Ce qui fut une catastrophe pour les paysans du XVIIIe siècle est aujourd'hui l'un des paysages les plus extraordinaires de la planète. Le parc national de Timanfaya — créé en 1974 — protège le cœur de ce territoire, les bien nommées Montañas del Fuego, les Montagnes de Feu. Près de trois siècles plus tard, le volcan est encore tiède sous les pieds. À quelques mètres sous la surface, les températures sont si élevées que le personnel du parc verse de l'eau dans des forages pour faire jaillir d'instantanés geysers de vapeur, et un restaurant conçu par César Manrique grille ses plats sur la chaleur naturelle de la terre elle-même.

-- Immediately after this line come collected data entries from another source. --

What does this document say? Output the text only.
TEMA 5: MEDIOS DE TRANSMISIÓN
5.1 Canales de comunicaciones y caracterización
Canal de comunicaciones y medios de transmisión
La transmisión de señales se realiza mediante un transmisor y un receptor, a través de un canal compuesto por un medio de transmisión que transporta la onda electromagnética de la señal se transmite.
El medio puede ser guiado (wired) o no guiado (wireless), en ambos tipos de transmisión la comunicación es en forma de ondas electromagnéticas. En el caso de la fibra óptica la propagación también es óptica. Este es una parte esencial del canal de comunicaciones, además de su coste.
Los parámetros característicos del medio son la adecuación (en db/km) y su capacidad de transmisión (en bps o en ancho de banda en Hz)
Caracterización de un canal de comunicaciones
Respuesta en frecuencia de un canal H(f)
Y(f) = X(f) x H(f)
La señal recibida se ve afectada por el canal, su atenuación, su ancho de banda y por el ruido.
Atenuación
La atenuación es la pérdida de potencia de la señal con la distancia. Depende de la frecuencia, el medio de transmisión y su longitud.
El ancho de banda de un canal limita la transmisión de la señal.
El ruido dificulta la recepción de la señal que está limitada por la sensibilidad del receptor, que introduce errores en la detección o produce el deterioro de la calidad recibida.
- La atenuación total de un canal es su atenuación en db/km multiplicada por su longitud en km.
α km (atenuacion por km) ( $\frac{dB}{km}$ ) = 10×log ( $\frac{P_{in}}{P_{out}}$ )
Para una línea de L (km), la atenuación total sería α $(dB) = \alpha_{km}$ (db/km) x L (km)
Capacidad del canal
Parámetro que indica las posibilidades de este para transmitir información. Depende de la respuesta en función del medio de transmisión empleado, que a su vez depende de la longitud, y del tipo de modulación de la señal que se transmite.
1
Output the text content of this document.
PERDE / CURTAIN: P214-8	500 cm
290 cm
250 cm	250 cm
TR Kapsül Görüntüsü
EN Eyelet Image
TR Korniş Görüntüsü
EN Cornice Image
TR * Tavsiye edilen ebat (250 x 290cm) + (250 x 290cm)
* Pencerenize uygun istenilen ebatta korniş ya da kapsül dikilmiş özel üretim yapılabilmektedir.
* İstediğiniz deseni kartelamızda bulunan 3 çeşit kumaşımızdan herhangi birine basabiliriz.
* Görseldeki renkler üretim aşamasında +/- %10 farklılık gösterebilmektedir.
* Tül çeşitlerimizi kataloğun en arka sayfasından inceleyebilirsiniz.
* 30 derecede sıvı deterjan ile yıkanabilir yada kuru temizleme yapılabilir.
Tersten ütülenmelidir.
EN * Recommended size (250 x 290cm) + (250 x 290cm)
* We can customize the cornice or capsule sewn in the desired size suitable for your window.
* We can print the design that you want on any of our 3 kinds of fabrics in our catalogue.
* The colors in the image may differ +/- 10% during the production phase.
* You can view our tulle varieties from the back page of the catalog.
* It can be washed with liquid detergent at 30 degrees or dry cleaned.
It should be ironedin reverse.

La Ruta de los Volcanes du parc serpente à travers un monde qui semble emprunté à une autre planète : des mers de lave figée, des cratères de rouille et de cuivre, des canyons de cendre où le seul mouvement est celui du vent. Le paysage est si intact et si irréel que des scientifiques ont utilisé le terrain volcanique de Lanzarote pour préparer des missions vers la Lune et vers Mars.
Le feu a aussi façonné la côte. À Los Hervideros, les vagues s'engouffrent dans des grottes de lave et des évents avec un bruit de tonnerre lointain. À El Golfo, la moitié d'un cône volcanique s'ouvre sur la mer, abritant sa célèbre lagune verte. Et cette histoire n'appartient pas qu'au passé lointain : la dernière éruption de l'île, à Tao et Tinguatón, remonte à 1824 seulement.
Lanzarote ne cache pas ses cicatrices — elle en a fait son identité. Se tenir au milieu des Montagnes de Feu, c'est sentir, calmement et sans le moindre doute, que la Terre est vivante.